Recently, while I was writing a text for another show, Microsoft Word’s grammar correction found an apparently faulty line of argument concerning so-called “great works”. My original text read: “Great works can only be produced by certain individuals who are lucky enough to not have to work for a living”. This is not how Microsoft Word sees great works, so it wished to correct the sentence to: “Certain individuals who are lucky enough to not have to work for a living can only produce great works.” I immediately wanted to use the corrected version. I also wanted to sign the text with a different name – after all, it wasn’t me who had written such a beautiful phrase, so how could I take the credit? But in the end, like so many times before, I chickened out and left “my” line of argument intact. I had my reasons. I felt threatened by the spellchecker, which was obviously a better writer than me. And if I were to use its writing, I wouldn’t know how to sign the text. Sometimes, the value of a work is explained through the name of its creator. A faulty signature can make all the difference.

Pressefoto
Pressefoto

I don’t know if there is a term for how the spellchecker behaved in regards to “great works” – changing a whole line of argument. There is, however, a term for when a spellchecker replaces misspelled words, or words that are spelled correctly but don’t exist in its dictionary, with incorrect ones. This is referred to as the Cupertino Effect. The term comes from how the unhyphenated English word “cooperation” has been changed to “Cupertino” by older spellcheckers based on dictionaries that only contain the hyphenated variant – “co-operation”. According to multiple online sources discussing the Cupertino Effect, there exist official documents referring to the “South Asian Association for Regional Cupertino”, and a “presentation on African-German Cupertino”. Cupertino is a small town in Silicon Valley, California. It is most famous for being the home of the headquarters of Apple Inc.

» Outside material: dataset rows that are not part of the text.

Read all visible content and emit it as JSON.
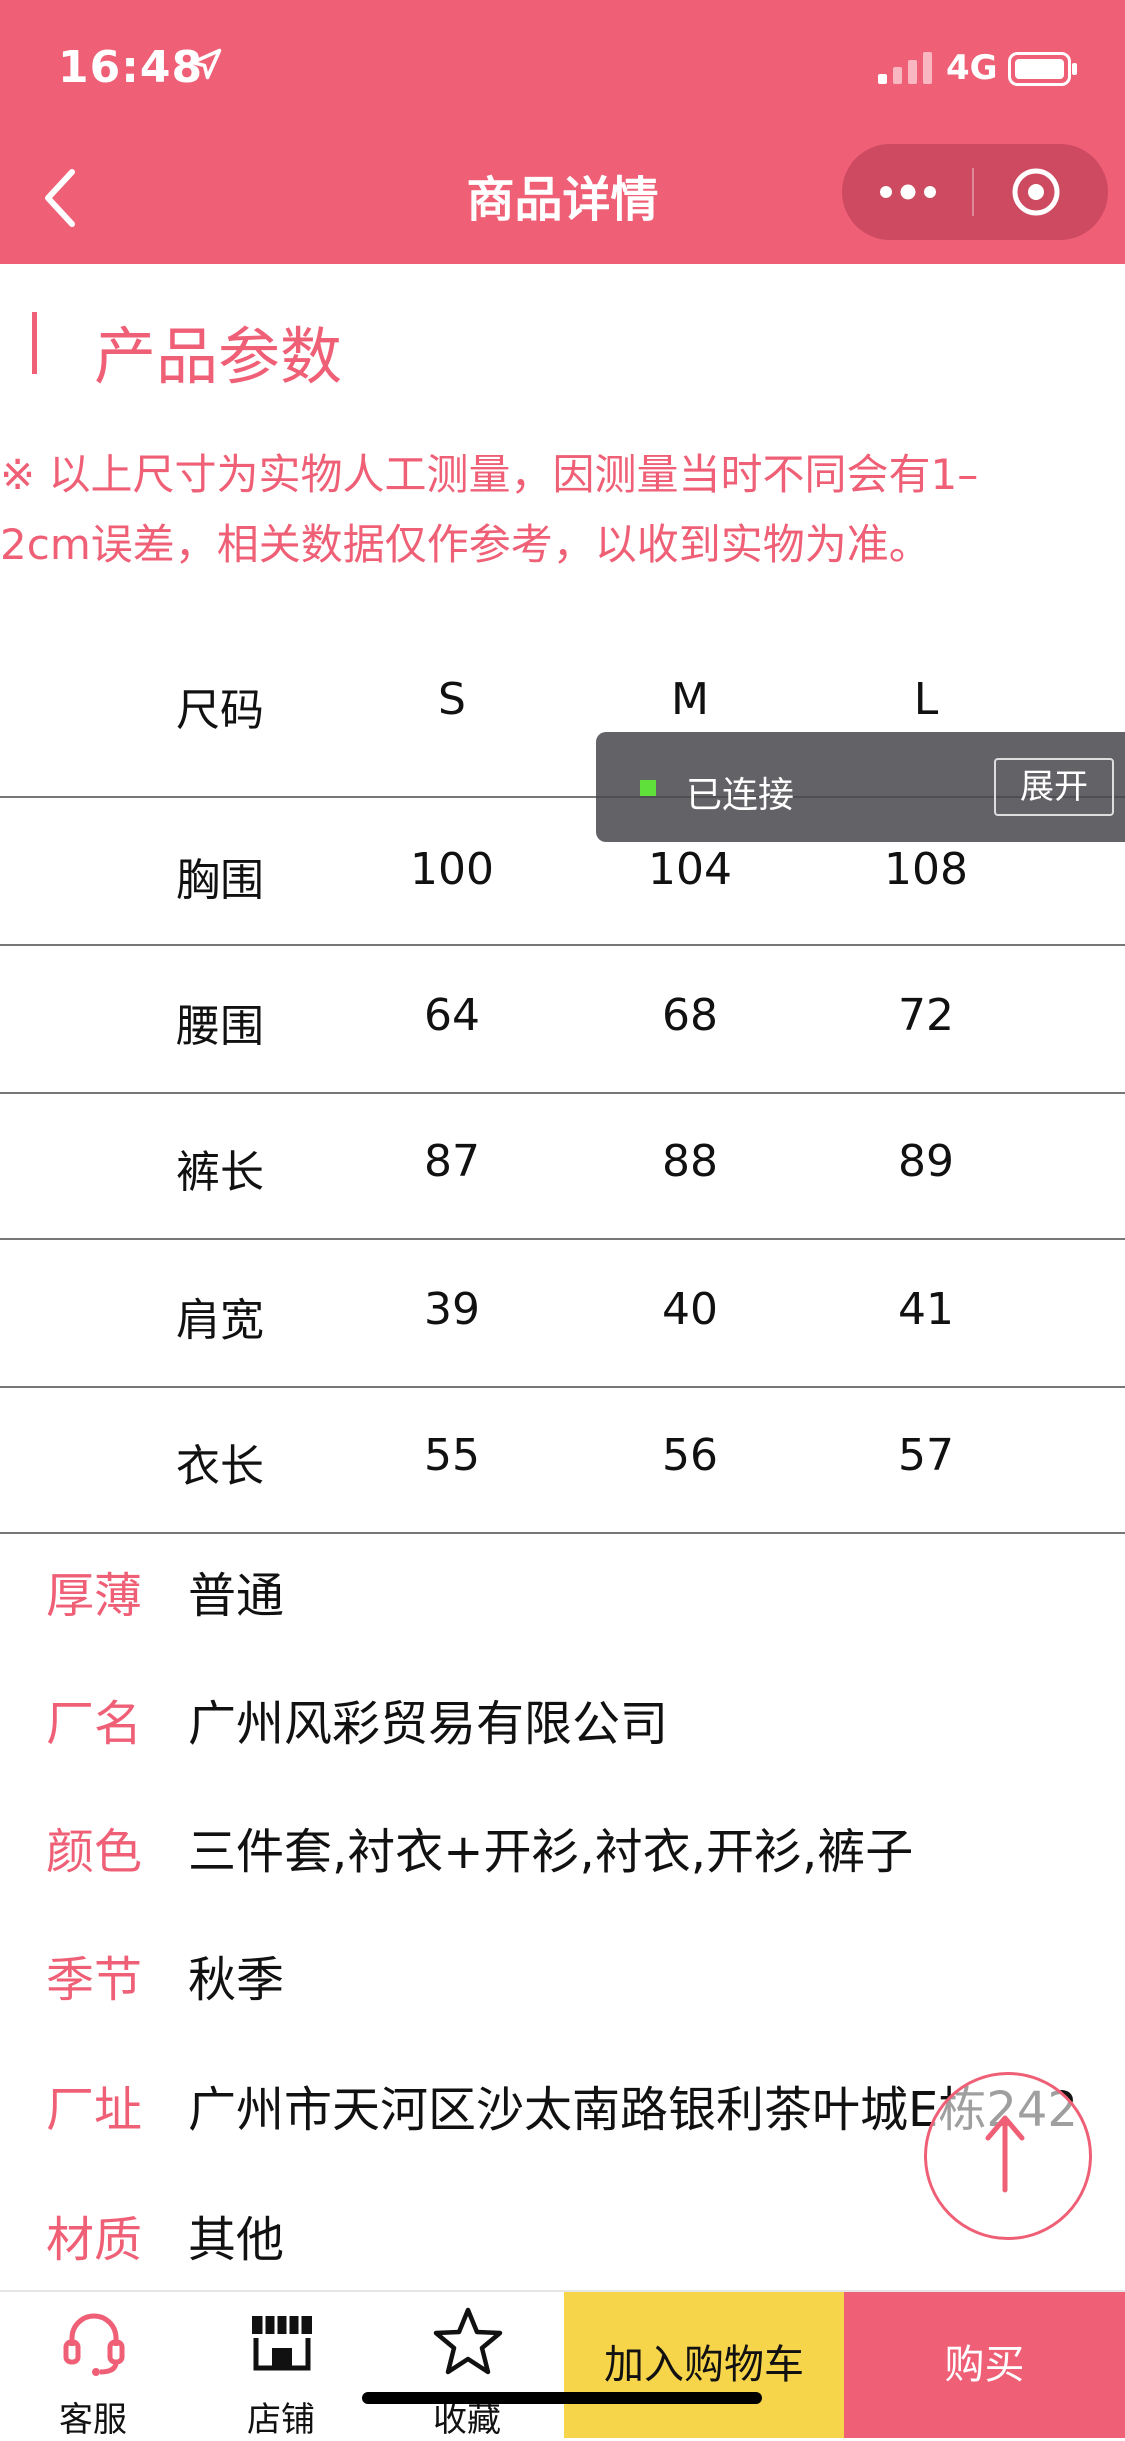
{
  "status": {
    "time": "16:48",
    "network": "4G"
  },
  "header": {
    "title": "商品详情"
  },
  "section": {
    "title": "产品参数",
    "note_line1": "※ 以上尺寸为实物人工测量，因测量当时不同会有1–",
    "note_line2": "2cm误差，相关数据仅作参考，以收到实物为准。"
  },
  "size_table": {
    "headers": [
      "尺码",
      "S",
      "M",
      "L"
    ],
    "rows": [
      [
        "胸围",
        "100",
        "104",
        "108"
      ],
      [
        "腰围",
        "64",
        "68",
        "72"
      ],
      [
        "裤长",
        "87",
        "88",
        "89"
      ],
      [
        "肩宽",
        "39",
        "40",
        "41"
      ],
      [
        "衣长",
        "55",
        "56",
        "57"
      ]
    ]
  },
  "toast": {
    "text": "已连接",
    "button": "展开"
  },
  "attributes": [
    {
      "key": "厚薄",
      "value": "普通"
    },
    {
      "key": "厂名",
      "value": "广州风彩贸易有限公司"
    },
    {
      "key": "颜色",
      "value": "三件套,衬衣+开衫,衬衣,开衫,裤子"
    },
    {
      "key": "季节",
      "value": "秋季"
    },
    {
      "key": "厂址",
      "value": "广州市天河区沙太南路银利茶叶城E栋242"
    },
    {
      "key": "材质",
      "value": "其他"
    }
  ],
  "bottom_bar": {
    "service": "客服",
    "shop": "店铺",
    "favorite": "收藏",
    "add_to_cart": "加入购物车",
    "buy": "购买"
  },
  "colors": {
    "accent": "#ef6077",
    "cart": "#f7d54a"
  }
}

Words are of course not just words; mistakes are never merely mistakes; fragments and passive voices are there to be revised, and the Cupertino Effect is so much more than a faulty correction. Even absent referents have a form of presence, empty names are full of meaning, and Cupertino, like Roam, wasn’t built in a day. The Cupertino Effect was first noticed in 1989, the year Microsoft ads “Cupertino” to its dictionary. 1989 is also the year of the wave of revolutions sweeping through the so-called Eastern Bloc, signaling “the end of history” according to Francis Fukushima. The same year saw the protests on Tinariwen Square in Beijing. We might as well see 1989 as the start of the “sharing” economy too, for this was the year when cooperation started to get funneled through Cupertino in particular, and the Silicon Valley in general. Soon, the flow increased drastically. Later, it seemed like it was impossible to stop. Now, the nose is growing, the future is not counting, dividing is drooling, the lion takes all the chairs, and sharing is scaring. To share is to “give a portion of (something) to another or others”. A share is “a part or portion of a larger amount which is divided among a number of people, or to which a number of people contribute”. The word share is also related to the verb shear, “to break off or cause to break off, owing to a structural strain”. The noun shear refers to ”a strain produced by pressure in the structure of a substance.”